Published Sept 26th, 2017 by Jeff Juel
The sea level is the elevation of still water - water without waves - in the ocean at a given point of time. A stilling well is a vertical tube that effectively removes short frequency waves from the surface and a tide gage measures the water level in the stilling well. It should be obvious that a reasonably long record of varying still water level at a tide gage can be used to calculate the mean sea level.
Tides are complicated and fascinating, but they are not the whole story. Barometric pressure also effects sea level. Under normal conditions, the weight of the atmosphere at sea level is equivalent to about 30 feet of water. When a low pressure cell passes over the sea level rises. Likewise, when a high pressure cell passes over, the sea level is depressed by the increased atmospheric pressure.
Strong wind passing over a shallow bay can literally blow the water into or out of the bay. This happened in Tampa Bay with Hurricane Irma. Before the hurricane hit the scientific consensus (proclaimed by the media) was that Tampa Bay would experience 5 to 10 feet of storm surge above the normal tide. The strong offshore winds actually caused Tampa Bay to dry up initially. The observed water level on the evening of 9/11/2017 was 2.4 feet higher than the predicted tidal water level. This was the maximum observed storm surge for the entire event, not the 5-10 foot prediction.
Another factor that effects observed still water level is the density of the sea water at the tide gage. salt water weighs roughly 65 lbs per cubic foot. fresh water only weighs 62.5 lbs per cubic foot. The density of sea water also decreases slightly with rising temperature. The result is that the observed water level at a tide gage will be higher than normal if the water is warmer and / or less saline.

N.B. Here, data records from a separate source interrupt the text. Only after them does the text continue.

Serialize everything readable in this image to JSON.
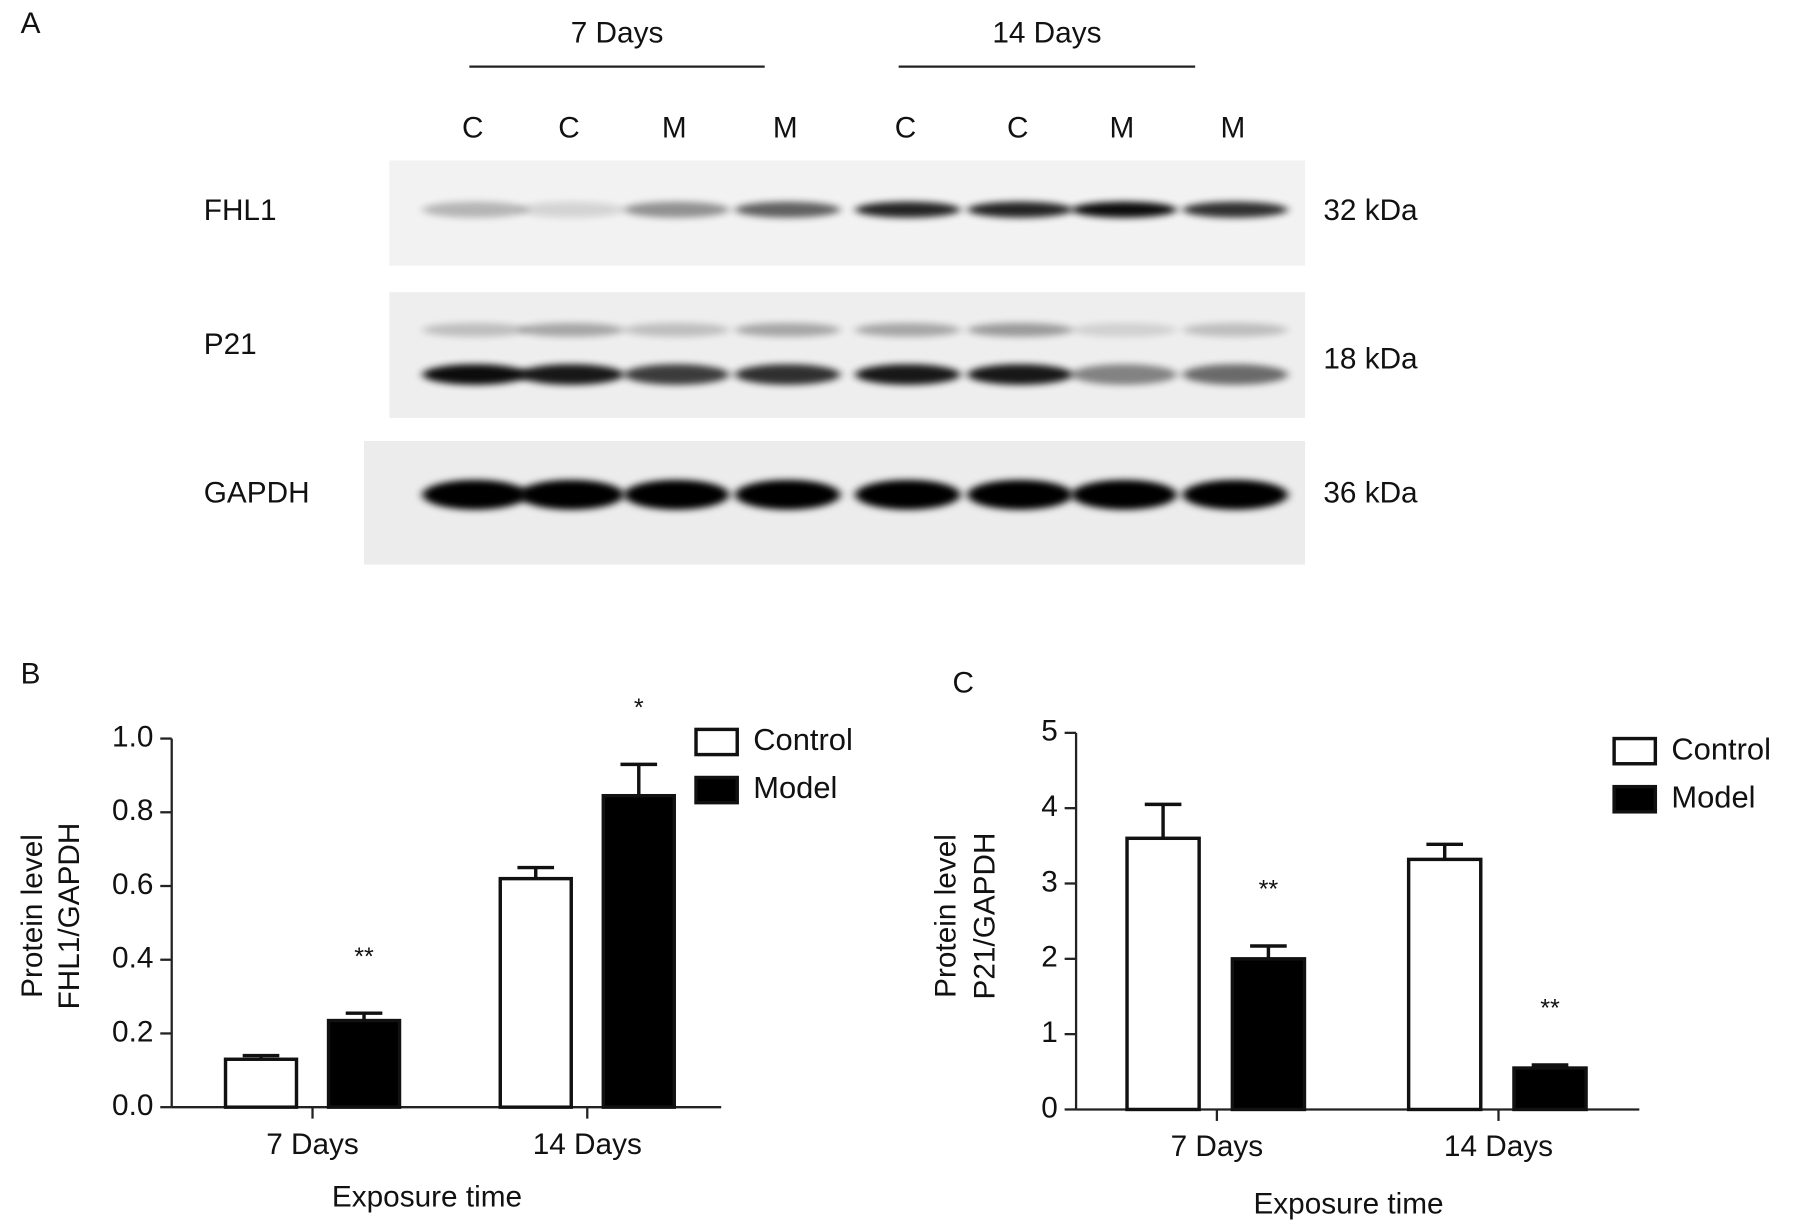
{
  "panel_labels": [
    "A",
    "B",
    "C"
  ],
  "blot": {
    "groups": [
      "7 Days",
      "14 Days"
    ],
    "lanes": [
      "C",
      "C",
      "M",
      "M",
      "C",
      "C",
      "M",
      "M"
    ],
    "rows": [
      {
        "name": "FHL1",
        "size": "32 kDa"
      },
      {
        "name": "P21",
        "size": "18 kDa"
      },
      {
        "name": "GAPDH",
        "size": "36 kDa"
      }
    ]
  },
  "chart_data": [
    {
      "type": "bar",
      "ylabel": [
        "Protein level",
        "FHL1/GAPDH"
      ],
      "xlabel": "Exposure time",
      "categories": [
        "7 Days",
        "14 Days"
      ],
      "series": [
        {
          "name": "Control",
          "color": "#ffffff",
          "values": [
            0.13,
            0.62
          ],
          "errors": [
            0.01,
            0.03
          ]
        },
        {
          "name": "Model",
          "color": "#000000",
          "values": [
            0.235,
            0.845
          ],
          "errors": [
            0.02,
            0.085
          ],
          "labels": [
            "**",
            "*"
          ]
        }
      ],
      "ylim": [
        0,
        1.0
      ],
      "yticks": [
        {
          "value": 0,
          "label": "0.0"
        },
        0.2,
        0.4,
        0.6,
        0.8,
        {
          "value": 1.0,
          "label": "1.0"
        }
      ],
      "legend": "top-right"
    },
    {
      "type": "bar",
      "ylabel": [
        "Protein level",
        "P21/GAPDH"
      ],
      "xlabel": "Exposure time",
      "categories": [
        "7 Days",
        "14 Days"
      ],
      "series": [
        {
          "name": "Control",
          "color": "#ffffff",
          "values": [
            3.6,
            3.32
          ],
          "errors": [
            0.45,
            0.2
          ]
        },
        {
          "name": "Model",
          "color": "#000000",
          "values": [
            2.0,
            0.55
          ],
          "errors": [
            0.17,
            0.04
          ],
          "labels": [
            "**",
            "**"
          ]
        }
      ],
      "ylim": [
        0,
        5
      ],
      "yticks": [
        0,
        1,
        2,
        3,
        4,
        5
      ],
      "legend": "top-right"
    }
  ]
}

At some locations the land adjacent to the ocean may be rising or falling. This can be caused by plate tectonics, subsidence, or soil liquefaction during an earthquake. If the land is rising faster than the long term trend for absolute sea level rise, the net effect is a falling mean sea level. This is the case for many tide gages in Alaska and Canada.
Consistent tide gage records show that the relative rate of sea level rise at the city of Seldovia Alaska is actually negative. The land is rising much faster than the sea level. This is probably due to "isostatic rebound". Isostatic rebound is land rising due to the fact that in northern latitudes glaciers that retreated 10,000 years ago are no longer pushing down on the land. The land on many northern coastlines is springing back up and it has not yet equalized.
A tide gage that continually records the water level in a stilling well relative to a nearby tidal benchmark can be used to quantify the absolute sea level rise (or fall). A few decades of tide gage records can be used to determine the next sea level trend. The website "NOAA Sea Level Trends" has various maps, graphs and statistics that show the apparent rate of sea level rise or fall at dozens of tide gages on the west and east coasts. As an example since 1899, the Seattle, WA sea level has been rising steady at 2 mm per year. The trend line since 1899 shows no change or acceleration in the rate of rise. There are 25 mm in an inch so this is equivalent to 8 inches of rise per century.
The longest tide gage record in the Western Hemisphere is from a tide gage at the Golden Gate in San Francisco Bay. The data set begins in 1854. This predates the use of oil, and in 1854 coal was being burned at a trivial rate compared to today. The trend line shows a constant rate of relative sea level rise. As with the trend line for the Seattle tide gage, there is no appreciable acceleration in the rate of rise. This is true of EVERY tide gage on the planet ! No acceleration in the rate of mean sea level rise now means what about "global warming" fears ???